Yeraqraq means a greenish vulture hen
in Aramaic, bird you may not eat––
and Aaron said her flesh was partly eaten!
The wordplay here is such a mighty feat
all previous bible scholars by it have been beaten:
I’m lucky to have stumbled on the truth
eluding all my smartest predecessors
in towers ivoried, with tenure couth,
scholastics, clerics, poets and professors.
The wordplay here is quite beyond fantastic,
and by the readers must be understood––
the consequence of ignorance is drastic!
I really think this exegesis should
persuade all people who would understand
this very witty, complex bible story
to have a dictionary close at hand,
lest traditore they be traddutore.

In case you think, dear reader, I’m hubristic,
allow me here to qualify remarks
I made above about the Hebraistic
scholars who have failed to see the marks
that wordplay makes on bible literature,
aggrandizing myself at their expense.
It isn’t my intention, to be sure,
to cause great bible scholars some offense.
The credit should not go to me, of course;
my predecessors hardly were all dunces.
I emphasize this with the greatest force,
aware indeed of hubris consequences.
The credit should go to the authors of
the bible texts I’m honored to expound;
my exegesis labor of great love
to their great credit only should redound.

For seven days, then, Miriam was expelled.
Since all the people loved her no one moved
until she was released. God’s wrath was quelled,
and all the people who had disapproved
of her attack on Moses then forgave
her lapse, because such sibling rivalry
should always be resolved before the grave
makes siblings of all rivalry quite free.
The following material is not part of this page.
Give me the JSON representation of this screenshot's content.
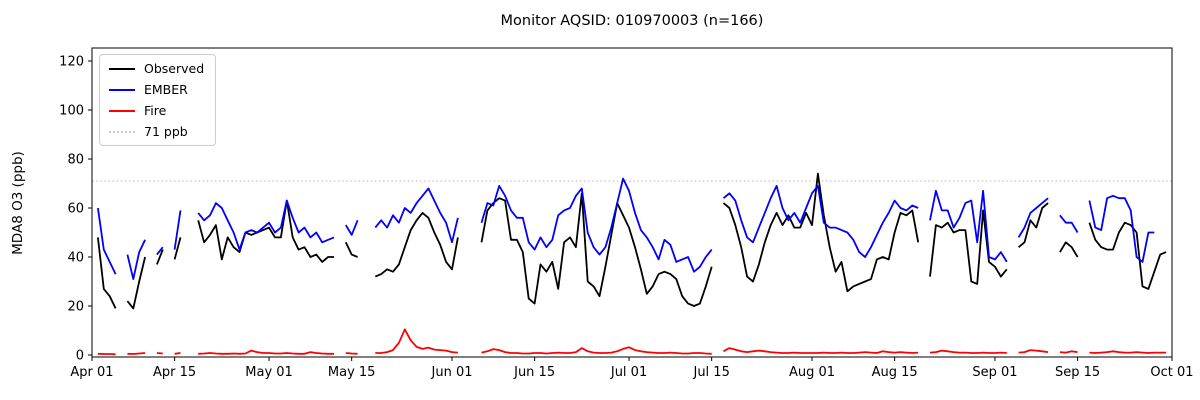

Miriam died just after God had stated
the laws of the red heifer which makes pure
the people who are corpse-contaminated.
She could not die before there was a cure
for those who would take care of her and bury
her body in the Wilderness of Zin––
for Moses’ sister it was surely very
important that her death would cause no sin.
The man who buried her received the ashes
that after touching corpses made him pure,
as Miriam was despite her soft tongue-lashes,
restored to all her sisterly allure.

Please do not sing her praises as a fem-
inist in search of females as role model;
but celebrate her life in spite of them,
the Bible quite unworthy of their twaddle.
Ignore all PC programs when you sing
about this heroine and all the others
who once succeeded doing their own thing
as human beings, not as sisters, brothers.